Technologies for capturing and storing CO2 have the potential of achieving a large share of the emission reductions.
On Friday, 27 September, the climate panel presented a summary of the report "Climate Change 2013: The Physical Science Basis", the first of three work packages that will form the basis for the climate panel's expert input to the UN's climate negotiations in 2015. The hope is that the scientific documentation from the climate panel can lay the groundwork for a more ambitious global, regional and national climate policy.
"An ambitious climate policy will be a requirement for CCS technologies to be applied in such a scale that they have an effect," says Tore Amundsen, CEO of Gassnova.
The report states that there is a 95 percent probability that climate changes are the result of human activity.

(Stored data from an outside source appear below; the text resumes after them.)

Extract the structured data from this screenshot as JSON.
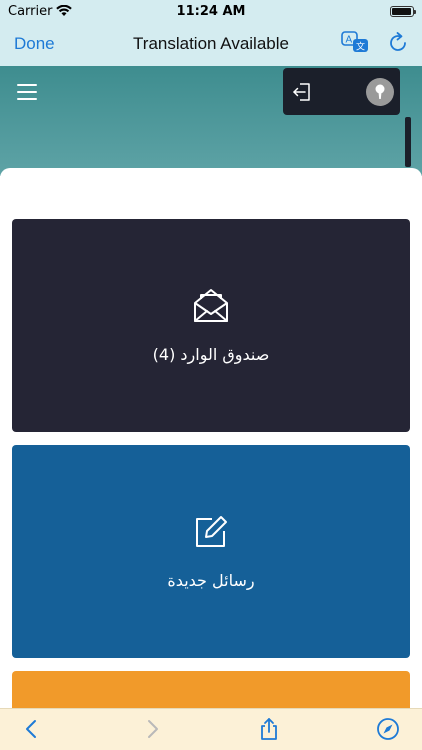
{
  "status_bar": {
    "carrier": "Carrier",
    "time": "11:24 AM",
    "battery_level": 0.95
  },
  "nav_bar": {
    "done_label": "Done",
    "title": "Translation Available",
    "icons": [
      "translate-icon",
      "reload-icon"
    ]
  },
  "header": {
    "icons": [
      "hamburger-menu-icon",
      "logout-icon",
      "avatar-icon"
    ]
  },
  "tiles": [
    {
      "label": "صندوق الوارد (4)",
      "icon": "open-envelope-icon",
      "color": "#252535"
    },
    {
      "label": "رسائل جديدة",
      "icon": "edit-icon",
      "color": "#156098"
    },
    {
      "label": "",
      "color": "#f19a2a"
    }
  ],
  "colors": {
    "accent": "#1e7ad6",
    "header_teal": "#3e8d8f",
    "toolbar_bg": "#fcf1d7"
  },
  "toolbar": {
    "icons": [
      "back-icon",
      "forward-icon",
      "share-icon",
      "compass-icon"
    ]
  }
}
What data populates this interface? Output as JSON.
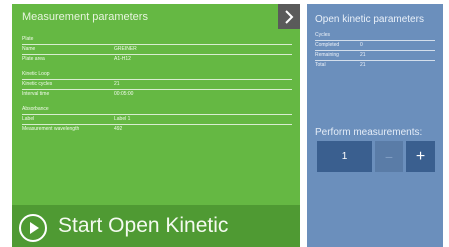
{
  "left_panel": {
    "title": "Measurement parameters",
    "plate_section": "Plate",
    "plate_rows": [
      {
        "key": "Name",
        "value": "GREINER"
      },
      {
        "key": "Plate area",
        "value": "A1-H12"
      }
    ],
    "kinetic_section": "Kinetic Loop",
    "kinetic_rows": [
      {
        "key": "Kinetic cycles",
        "value": "21"
      },
      {
        "key": "Interval time",
        "value": "00:05:00"
      }
    ],
    "absorbance_section": "Absorbance",
    "absorbance_rows": [
      {
        "key": "Label",
        "value": "Label 1"
      },
      {
        "key": "Measurement wavelength",
        "value": "492"
      }
    ],
    "start_label": "Start Open Kinetic",
    "colors": {
      "panel": "#65b843",
      "start_bar": "#4f9a33"
    }
  },
  "right_panel": {
    "title": "Open kinetic parameters",
    "cycles_section": "Cycles",
    "cycles_rows": [
      {
        "key": "Completed",
        "value": "0"
      },
      {
        "key": "Remaining",
        "value": "21"
      },
      {
        "key": "Total",
        "value": "21"
      }
    ],
    "perform_label": "Perform measurements:",
    "count_value": "1",
    "minus_symbol": "−",
    "plus_symbol": "+",
    "colors": {
      "panel": "#6b8fbc",
      "control": "#3a5f8f"
    }
  },
  "icons": {
    "next": "chevron-right-icon",
    "start": "play-circle-icon"
  }
}
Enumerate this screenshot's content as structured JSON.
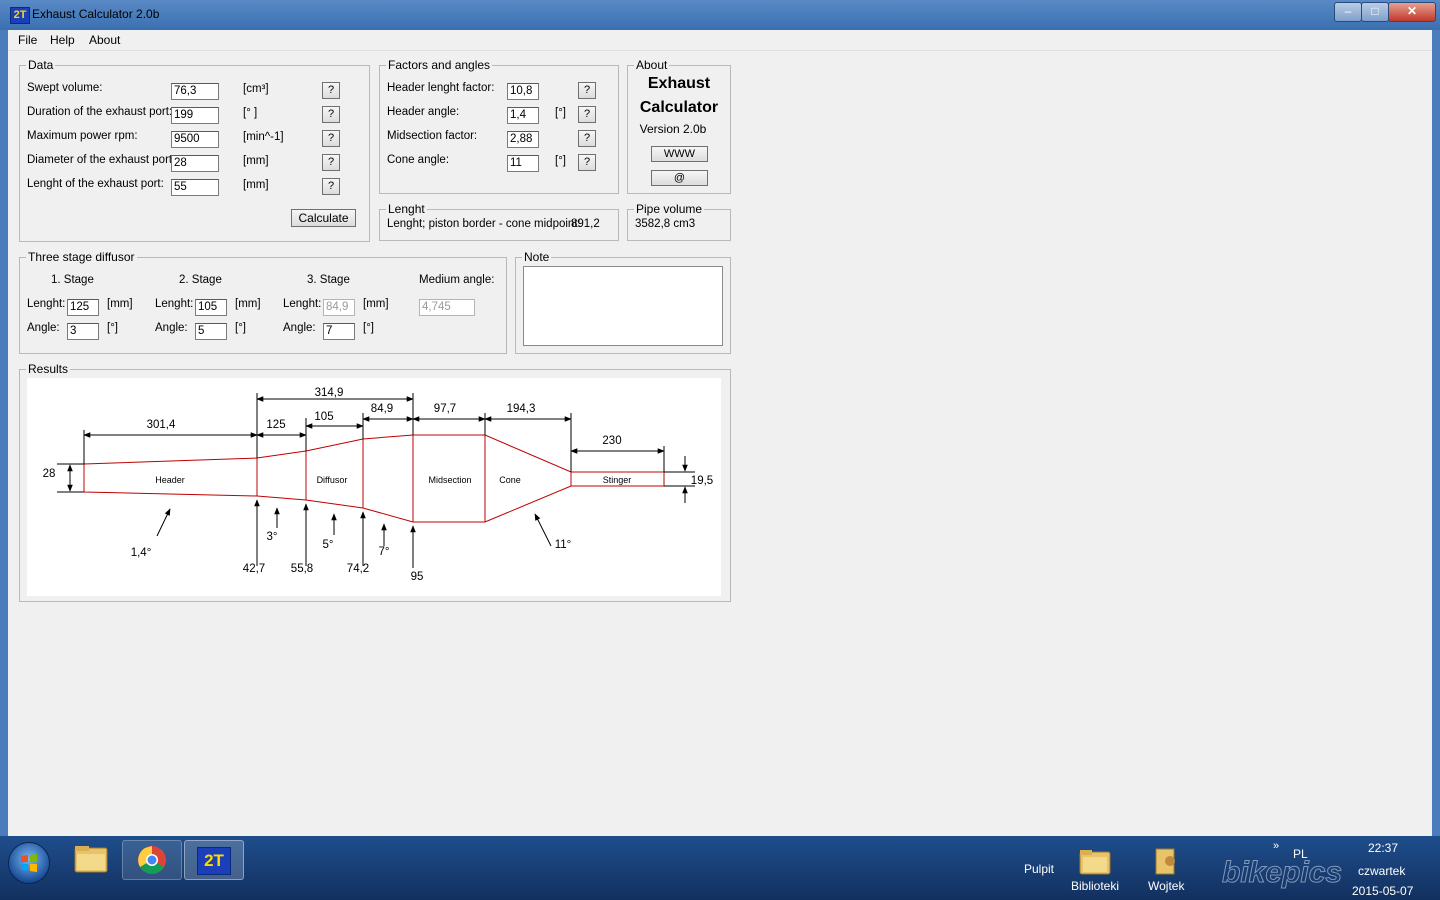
{
  "window": {
    "title": "Exhaust Calculator 2.0b",
    "icon_text": "2T",
    "min_glyph": "–",
    "max_glyph": "□",
    "close_glyph": "✕"
  },
  "menu": [
    "File",
    "Help",
    "About"
  ],
  "data_group": {
    "label": "Data",
    "rows": [
      {
        "label": "Swept volume:",
        "value": "76,3",
        "unit": "[cm³]",
        "help": "?"
      },
      {
        "label": "Duration of the exhaust port:",
        "value": "199",
        "unit": "[° ]",
        "help": "?"
      },
      {
        "label": "Maximum power rpm:",
        "value": "9500",
        "unit": "[min^-1]",
        "help": "?"
      },
      {
        "label": "Diameter of the exhaust port:",
        "value": "28",
        "unit": "[mm]",
        "help": "?"
      },
      {
        "label": "Lenght of the exhaust port:",
        "value": "55",
        "unit": "[mm]",
        "help": "?"
      }
    ],
    "calculate": "Calculate"
  },
  "factors_group": {
    "label": "Factors and angles",
    "rows": [
      {
        "label": "Header lenght factor:",
        "value": "10,8",
        "unit": "",
        "help": "?"
      },
      {
        "label": "Header angle:",
        "value": "1,4",
        "unit": "[°]",
        "help": "?"
      },
      {
        "label": "Midsection factor:",
        "value": "2,88",
        "unit": "",
        "help": "?"
      },
      {
        "label": "Cone angle:",
        "value": "11",
        "unit": "[°]",
        "help": "?"
      }
    ]
  },
  "about_group": {
    "label": "About",
    "line1": "Exhaust",
    "line2": "Calculator",
    "version": "Version 2.0b",
    "www": "WWW",
    "at": "@"
  },
  "length_group": {
    "label": "Lenght",
    "text": "Lenght; piston border - cone midpoint:",
    "value": "891,2"
  },
  "pipe_group": {
    "label": "Pipe volume",
    "value": "3582,8 cm3"
  },
  "diffusor_group": {
    "label": "Three stage diffusor",
    "stages": [
      {
        "title": "1. Stage",
        "len_label": "Lenght:",
        "length": "125",
        "len_unit": "[mm]",
        "ang_label": "Angle:",
        "angle": "3",
        "ang_unit": "[°]"
      },
      {
        "title": "2. Stage",
        "len_label": "Lenght:",
        "length": "105",
        "len_unit": "[mm]",
        "ang_label": "Angle:",
        "angle": "5",
        "ang_unit": "[°]"
      },
      {
        "title": "3. Stage",
        "len_label": "Lenght:",
        "length": "84,9",
        "len_unit": "[mm]",
        "ang_label": "Angle:",
        "angle": "7",
        "ang_unit": "[°]"
      }
    ],
    "medium_label": "Medium angle:",
    "medium_value": "4,745"
  },
  "note_group": {
    "label": "Note",
    "value": ""
  },
  "results": {
    "label": "Results",
    "sections": [
      "Header",
      "Diffusor",
      "Midsection",
      "Cone",
      "Stinger"
    ],
    "dims": [
      "314,9",
      "84,9",
      "97,7",
      "194,3",
      "105",
      "301,4",
      "125",
      "230"
    ],
    "diameter_in": "28",
    "diameter_out": "19,5",
    "angles": [
      "1,4°",
      "3°",
      "5°",
      "7°",
      "11°"
    ],
    "diameters": [
      "42,7",
      "55,8",
      "74,2",
      "95"
    ]
  },
  "taskbar": {
    "pulpit": "Pulpit",
    "biblioteki": "Biblioteki",
    "wojtek": "Wojtek",
    "lang": "PL",
    "time": "22:37",
    "day": "czwartek",
    "date": "2015-05-07",
    "app_label": "2T",
    "arrows": "»",
    "watermark": "bikepics"
  }
}
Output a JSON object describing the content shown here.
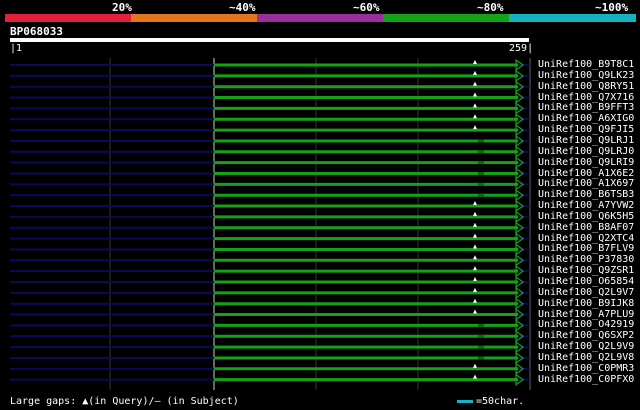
{
  "legend": {
    "labels": [
      "20%",
      "~40%",
      "~60%",
      "~80%",
      "~100%"
    ],
    "colors": [
      "#e3203a",
      "#e2761e",
      "#9a2e9a",
      "#16a216",
      "#16b2c2"
    ]
  },
  "query": {
    "name": "BP068033",
    "start_label": "1",
    "end_label": "259"
  },
  "hits": [
    {
      "label": "UniRef100_B9T8C1",
      "gap_marker": true
    },
    {
      "label": "UniRef100_Q9LK23",
      "gap_marker": true
    },
    {
      "label": "UniRef100_Q8RY51",
      "gap_marker": true
    },
    {
      "label": "UniRef100_Q7X716",
      "gap_marker": true
    },
    {
      "label": "UniRef100_B9FFT3",
      "gap_marker": true
    },
    {
      "label": "UniRef100_A6XIG0",
      "gap_marker": true
    },
    {
      "label": "UniRef100_Q9FJI5",
      "gap_marker": true
    },
    {
      "label": "UniRef100_Q9LRJ1",
      "gap_marker": false
    },
    {
      "label": "UniRef100_Q9LRJ0",
      "gap_marker": false
    },
    {
      "label": "UniRef100_Q9LRI9",
      "gap_marker": false
    },
    {
      "label": "UniRef100_A1X6E2",
      "gap_marker": false
    },
    {
      "label": "UniRef100_A1X697",
      "gap_marker": false
    },
    {
      "label": "UniRef100_B6TSB3",
      "gap_marker": false
    },
    {
      "label": "UniRef100_A7YVW2",
      "gap_marker": true
    },
    {
      "label": "UniRef100_Q6K5H5",
      "gap_marker": true
    },
    {
      "label": "UniRef100_B8AF07",
      "gap_marker": true
    },
    {
      "label": "UniRef100_Q2XTC4",
      "gap_marker": true
    },
    {
      "label": "UniRef100_B7FLV9",
      "gap_marker": true
    },
    {
      "label": "UniRef100_P37830",
      "gap_marker": true
    },
    {
      "label": "UniRef100_Q9ZSR1",
      "gap_marker": true
    },
    {
      "label": "UniRef100_O65854",
      "gap_marker": true
    },
    {
      "label": "UniRef100_Q2L9V7",
      "gap_marker": true
    },
    {
      "label": "UniRef100_B9IJK8",
      "gap_marker": true
    },
    {
      "label": "UniRef100_A7PLU9",
      "gap_marker": true
    },
    {
      "label": "UniRef100_O42919",
      "gap_marker": false
    },
    {
      "label": "UniRef100_Q6SXP2",
      "gap_marker": false
    },
    {
      "label": "UniRef100_Q2L9V9",
      "gap_marker": false
    },
    {
      "label": "UniRef100_Q2L9V8",
      "gap_marker": false
    },
    {
      "label": "UniRef100_C0PMR3",
      "gap_marker": true
    },
    {
      "label": "UniRef100_C0PFX0",
      "gap_marker": true
    }
  ],
  "footer": {
    "large_gaps_text": "Large gaps: ▲(in Query)/– (in Subject)",
    "scale_text": "=50char.",
    "scale_color": "#16b2c2"
  },
  "colors": {
    "hit_line": "#16a216",
    "unaligned_line": "#0a0a5a",
    "grid": "#333333"
  }
}
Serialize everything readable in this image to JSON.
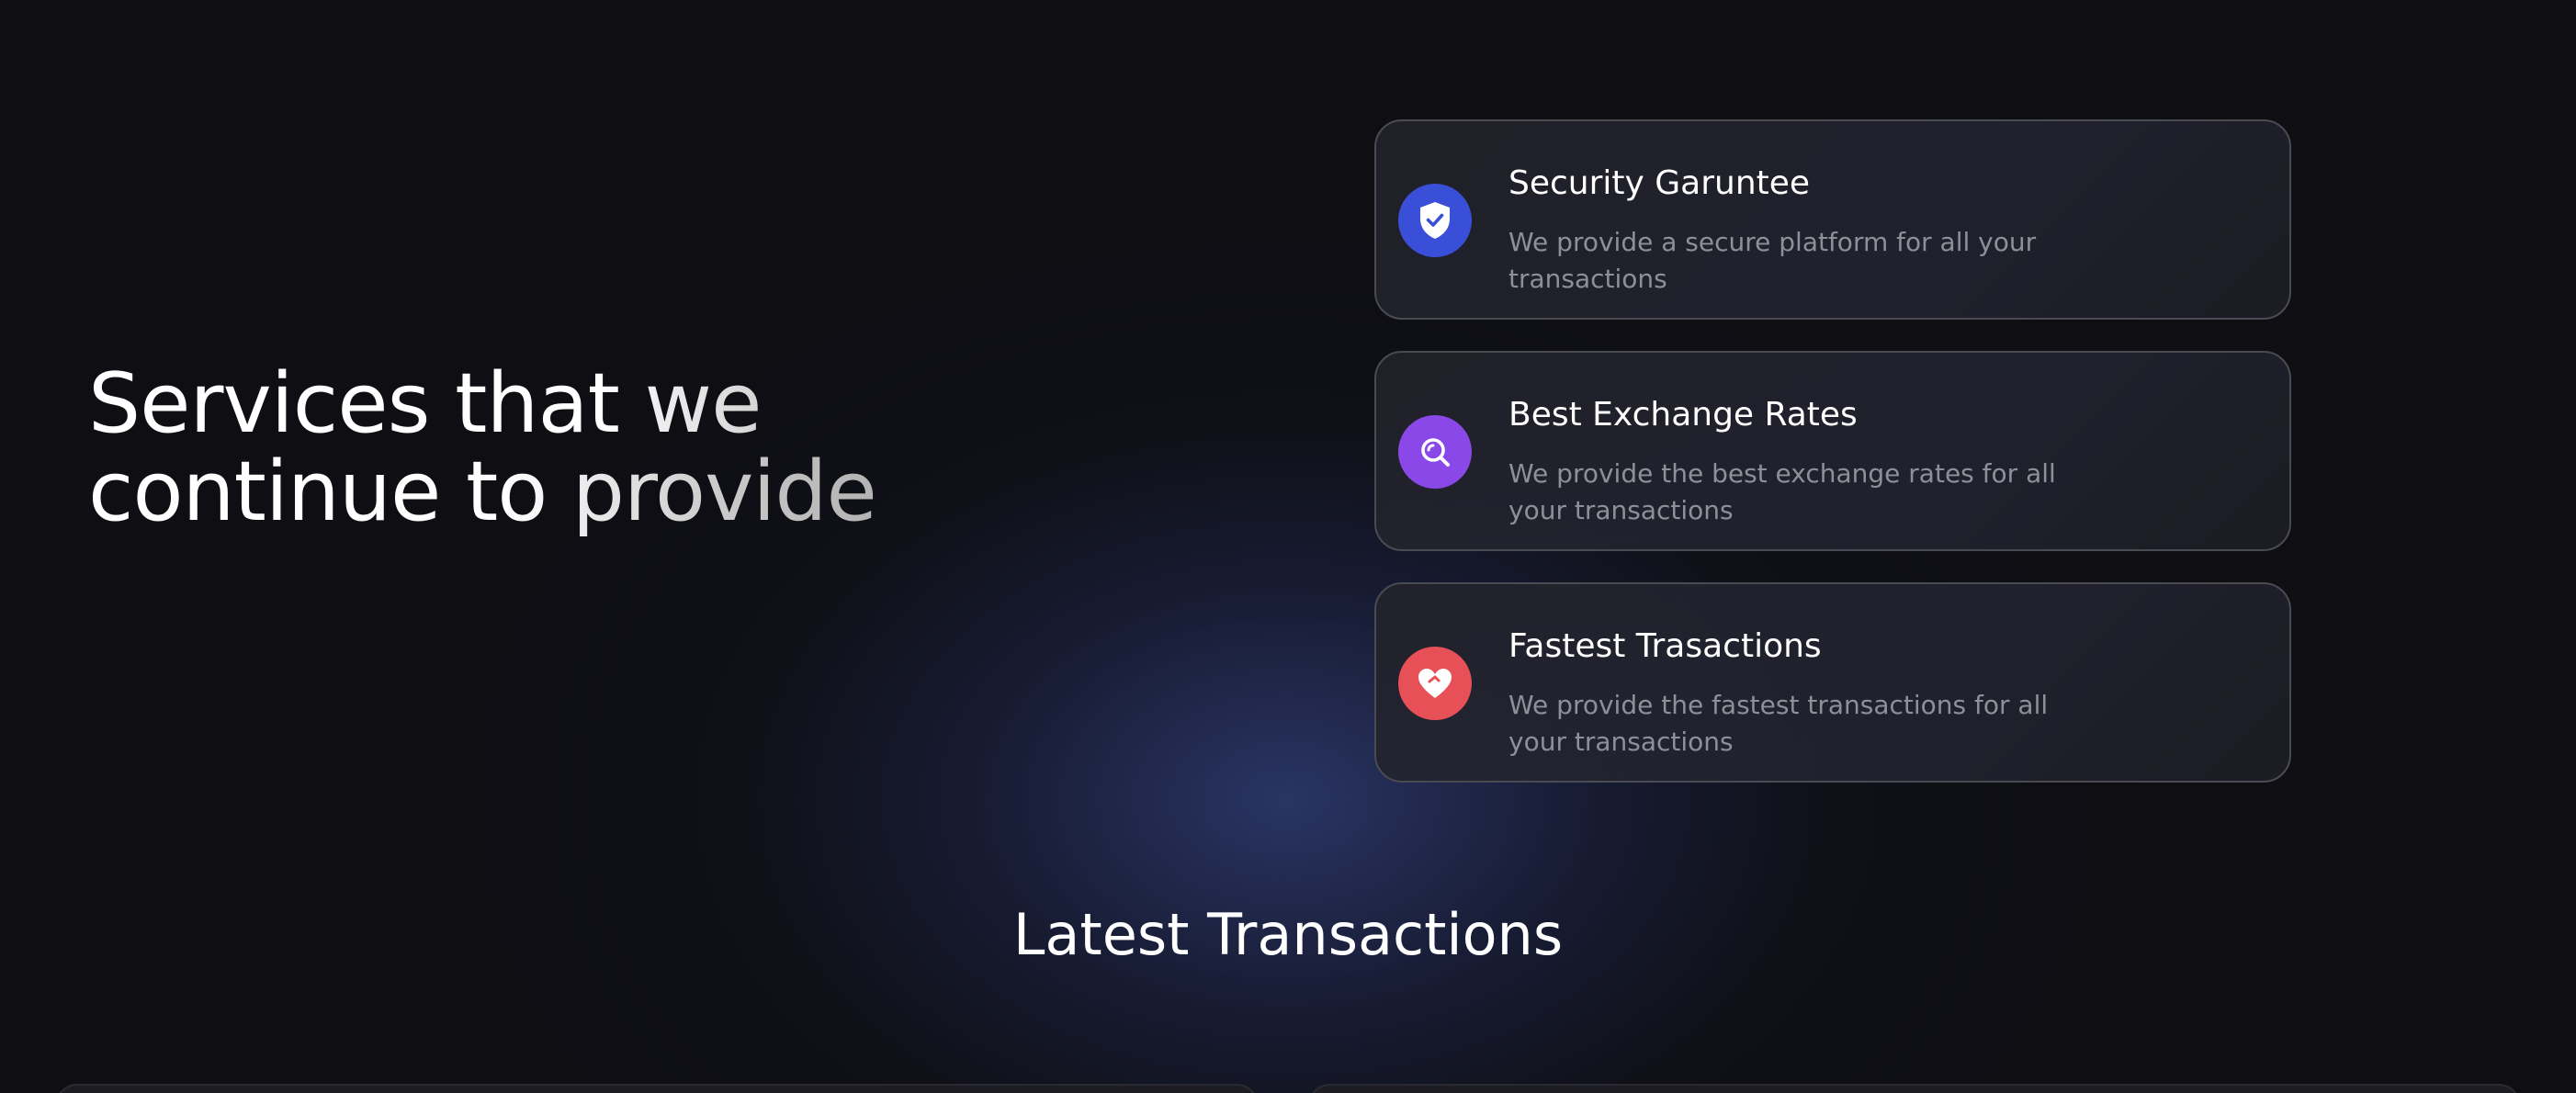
{
  "hero": {
    "line1": "Services that we",
    "line2": "continue to provide"
  },
  "services": [
    {
      "title": "Security Garuntee",
      "description": "We provide a secure platform for all your transactions",
      "icon": "shield-check-icon",
      "icon_color": "#3a4fd8"
    },
    {
      "title": "Best Exchange Rates",
      "description": "We provide the best exchange rates for all your transactions",
      "icon": "search-icon",
      "icon_color": "#8a48e8"
    },
    {
      "title": "Fastest Trasactions",
      "description": "We provide the fastest transactions for all your transactions",
      "icon": "heart-icon",
      "icon_color": "#e85058"
    }
  ],
  "latest": {
    "title": "Latest Transactions"
  }
}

Furthermore, the climate panel estimates that global temperatures will rise between 0.3 and 4.8 degrees Celsius in our century. This is a global average, which means that there will be substantial local variations. Sea levels will rise somewhere between 25 and 82 centimetres by 2100.
The report also stresses the cumulative effect of carbon. Even if we were to stop all CO2 emissions tomorrow, the CO2 level will be so high for so long that climate change is inevitable. How quickly we are able to reduce greenhouse gas emissions will affect how much global temperatures will rise, and as a result, the severity of the consequences.
The report is based on significant knowledge from new research. More than 600 authors have contributed to the report, which references more than 9 200 scientific publications. In addition, more than 1 000 expert comments have been considered.